よのなか研究所

多価値共存世界を考える

海から考える「軍縮」

2011-07-12 00:00:08 | 島嶼

                                                                                      photo 那覇市の對馬丸記念館

夏がやってきて〈海〉を想い浮かべているひとも多いと思いますが、今年はすんなりと海に入るのがはばかられますね。海で遊ぶということはまた事故と隣り合わせでもあります。特に子供、幼児には細心の注意が必要です。水の事故は海だけではなく、川や湖で発生します。特に夜は禁物です。この時期はテレビニュースで水の事故が伝えられます。そのたびに胸が締め付けられる思いに襲われます。 

 

海難の事故といえば映画にもなった「タイタニック号」が有名ですが、百年前の1912年のできごとです。また第一次大戦時中の船舶襲撃事件としては「ルシタニア号」が知られています。これらに並べられる悲劇に見舞われた日本の船もたくさんありました。その代表格が「對馬丸(つしままる)」です。

 

この三隻を一覧比較するのも不謹慎かもしれませんが、以下の通りです。

           (船籍)   (建造年) (総トン数) (事故年月日) (犠牲者数

タイタニック号    (米国)     (1911)  46,328)    1912.4.15   1,513

ルシタニア号   (英国)    (1906   31,550    1915. 5. 7)    1,198

對馬丸      (日本)     (1914   6,754     1944.8.22)    1,476

 

對馬丸(対馬丸とも記す)は日本郵船保有の貨物船でした。英国で建造され、貨物船のプロトタイプとして導入され、1916年にはパナマ運河経由の横浜―ニューヨーク航路、その後横浜―ハンブルグ航路に就航していた輝かしい時代がありました。しかし、第二次大戦時にはすでに老朽船となっていました。

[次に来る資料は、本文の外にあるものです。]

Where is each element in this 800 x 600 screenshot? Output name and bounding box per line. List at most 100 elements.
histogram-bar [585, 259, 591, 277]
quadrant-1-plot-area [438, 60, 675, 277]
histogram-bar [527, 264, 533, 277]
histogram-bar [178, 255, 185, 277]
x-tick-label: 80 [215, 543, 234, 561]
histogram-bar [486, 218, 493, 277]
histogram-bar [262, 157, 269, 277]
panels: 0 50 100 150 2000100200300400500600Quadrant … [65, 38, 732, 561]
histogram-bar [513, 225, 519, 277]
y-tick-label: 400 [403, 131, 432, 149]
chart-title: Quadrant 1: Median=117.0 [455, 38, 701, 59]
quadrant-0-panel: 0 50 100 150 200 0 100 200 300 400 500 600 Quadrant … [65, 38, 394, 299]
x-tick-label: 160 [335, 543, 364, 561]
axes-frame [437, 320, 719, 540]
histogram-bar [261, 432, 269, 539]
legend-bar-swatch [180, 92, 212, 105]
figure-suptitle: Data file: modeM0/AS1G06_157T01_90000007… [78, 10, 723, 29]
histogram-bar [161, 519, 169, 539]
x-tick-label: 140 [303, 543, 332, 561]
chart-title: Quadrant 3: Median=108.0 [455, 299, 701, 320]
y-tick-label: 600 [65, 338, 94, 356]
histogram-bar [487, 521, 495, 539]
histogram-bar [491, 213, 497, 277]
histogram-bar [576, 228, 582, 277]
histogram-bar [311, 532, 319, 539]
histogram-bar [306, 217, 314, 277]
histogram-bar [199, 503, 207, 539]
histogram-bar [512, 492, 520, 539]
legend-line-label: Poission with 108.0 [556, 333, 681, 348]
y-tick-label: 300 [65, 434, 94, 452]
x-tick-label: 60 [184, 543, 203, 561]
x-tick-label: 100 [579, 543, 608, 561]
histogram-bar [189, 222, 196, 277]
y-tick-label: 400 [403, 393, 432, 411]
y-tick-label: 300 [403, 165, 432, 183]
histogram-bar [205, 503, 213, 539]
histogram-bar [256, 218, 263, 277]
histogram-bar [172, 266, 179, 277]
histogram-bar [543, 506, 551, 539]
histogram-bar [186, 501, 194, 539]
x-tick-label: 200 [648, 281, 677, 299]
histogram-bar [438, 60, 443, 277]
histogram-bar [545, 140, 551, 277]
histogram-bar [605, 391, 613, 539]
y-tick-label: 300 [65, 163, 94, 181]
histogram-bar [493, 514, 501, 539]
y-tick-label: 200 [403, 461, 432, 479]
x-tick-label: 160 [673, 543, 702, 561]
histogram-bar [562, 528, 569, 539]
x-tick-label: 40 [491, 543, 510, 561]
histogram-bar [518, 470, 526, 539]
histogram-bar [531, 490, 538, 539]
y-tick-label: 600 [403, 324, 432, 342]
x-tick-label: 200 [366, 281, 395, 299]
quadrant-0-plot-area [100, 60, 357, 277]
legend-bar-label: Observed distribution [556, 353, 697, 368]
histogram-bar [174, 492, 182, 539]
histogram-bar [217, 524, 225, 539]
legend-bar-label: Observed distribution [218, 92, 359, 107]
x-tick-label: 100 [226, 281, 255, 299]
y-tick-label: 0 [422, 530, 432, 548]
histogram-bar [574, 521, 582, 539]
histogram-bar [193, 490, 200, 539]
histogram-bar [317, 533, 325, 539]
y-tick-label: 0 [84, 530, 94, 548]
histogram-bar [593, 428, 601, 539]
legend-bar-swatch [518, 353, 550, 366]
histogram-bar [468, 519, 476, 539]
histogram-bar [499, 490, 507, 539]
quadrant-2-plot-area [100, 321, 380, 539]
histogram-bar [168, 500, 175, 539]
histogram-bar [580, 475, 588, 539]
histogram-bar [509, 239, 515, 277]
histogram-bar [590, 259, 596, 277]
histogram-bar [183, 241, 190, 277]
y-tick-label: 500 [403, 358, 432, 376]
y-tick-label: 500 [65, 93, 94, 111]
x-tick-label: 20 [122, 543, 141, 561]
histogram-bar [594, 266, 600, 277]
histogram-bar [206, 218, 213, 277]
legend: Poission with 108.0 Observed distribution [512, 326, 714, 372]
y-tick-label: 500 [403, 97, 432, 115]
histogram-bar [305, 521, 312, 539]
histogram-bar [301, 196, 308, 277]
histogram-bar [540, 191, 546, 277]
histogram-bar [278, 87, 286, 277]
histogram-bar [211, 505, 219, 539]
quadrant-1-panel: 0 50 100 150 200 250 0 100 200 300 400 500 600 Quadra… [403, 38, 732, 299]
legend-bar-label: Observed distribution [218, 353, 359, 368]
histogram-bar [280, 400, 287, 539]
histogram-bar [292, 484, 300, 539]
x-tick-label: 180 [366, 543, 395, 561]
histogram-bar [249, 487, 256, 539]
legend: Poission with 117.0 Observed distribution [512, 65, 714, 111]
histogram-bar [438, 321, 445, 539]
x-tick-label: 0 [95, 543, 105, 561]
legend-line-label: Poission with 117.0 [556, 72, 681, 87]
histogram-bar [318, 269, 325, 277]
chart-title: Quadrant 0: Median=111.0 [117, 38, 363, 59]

1944(昭和19年)822日、政府命令による沖縄から疎開輸送の任に就き、鹿児島県吐喝喇列島を航行中、悪石島と諏訪之瀬島の間あたりで夜間にアメリカ海軍潜水艦の攻撃を受けて大破、沈没しました。当時数隻の船団で移動していましたが、僚船に比べて大型船で船速の遅い對馬丸は狙い撃ちされたのでしょうか。遺体は吐喝喇列島の島々、さらには奄美大島まで流れついたことが伝えられています。悪石島の港から集落へと上る長い坂道の中間点付近に遭難慰霊塔が建てられてあり、毎月小中学生が献花しています。

犠牲者数は、氏名が判明している人が1,418名、全体で1,476名とされています。その総数も大きいのですが、より重要なことは、その半数以上の775名が学童疎開の児童生徒であったこと、29名がその引率者で、569名は一般疎開者であったという事実です。

魚雷攻撃を仕掛けた米海軍潜水艦ボーフィン号は、對馬丸が疎開船であることを知らなかった、とされています。ちなみに、この艦は今もハワイの真珠湾に係留展示されています。この悲劇は日本国内では緘口令が引かれ、終戦もしばらく発表されることはありませんでした。いかに大きな事故であったかが推測されます。

沖縄・奄美海域には戦時中に撃沈された多くの船が眠っています。大阪―沖縄航路の定期貨客船嘉義丸、横浜―那覇―台湾を航行していた湖南丸なども大きな犠牲を出しました。その中でも最大の犠牲者を出したのが對馬丸だったのです。

夜の海に放り出された学童たちの目に映ったのはどんな景観であったのか、夜の海を知る者なら、いたたまれない気持ちになるはずです。これに砲弾や魚雷や航空機からの爆弾が加わるとその恐怖は底知れません。

〈戦争をしない国家〉が増えていくことを望む声は大きくなってきています。何より、世界の大半の国家は国家財政が赤字であり、国防費の削減が最大の課題となっています。現在の偵察・分析技術をもってすれば、すべての国家の兵器・兵員を把握することはそれほど困難なことではありません。開発中の施設や兵器も把握が可能です。今こそ「軍縮disarmament」を唱える政治家が登場し、その声が広がっていくことを期待したいものです。

 

時代は下って、19971212日、對馬丸の船体が悪石島沖合で発見されました。船体に書かれた「對馬丸」の文字の写真が新聞に掲載され、また動画がテレビで流されました。しかし、水深871メートルにあるため、その引き上げは技術的に困難、との専門委員会の見解が出され、遺族会もこれを断念しました。

その後、「對馬丸記念館」が那覇市に建てられました。天然の良港であった那覇港を見下ろす波之上宮に隣接する緑の旭ケ丘公園の一画に立っています。沖縄を訪ねる機会があれば、一度は立ち寄ることをお勧めします。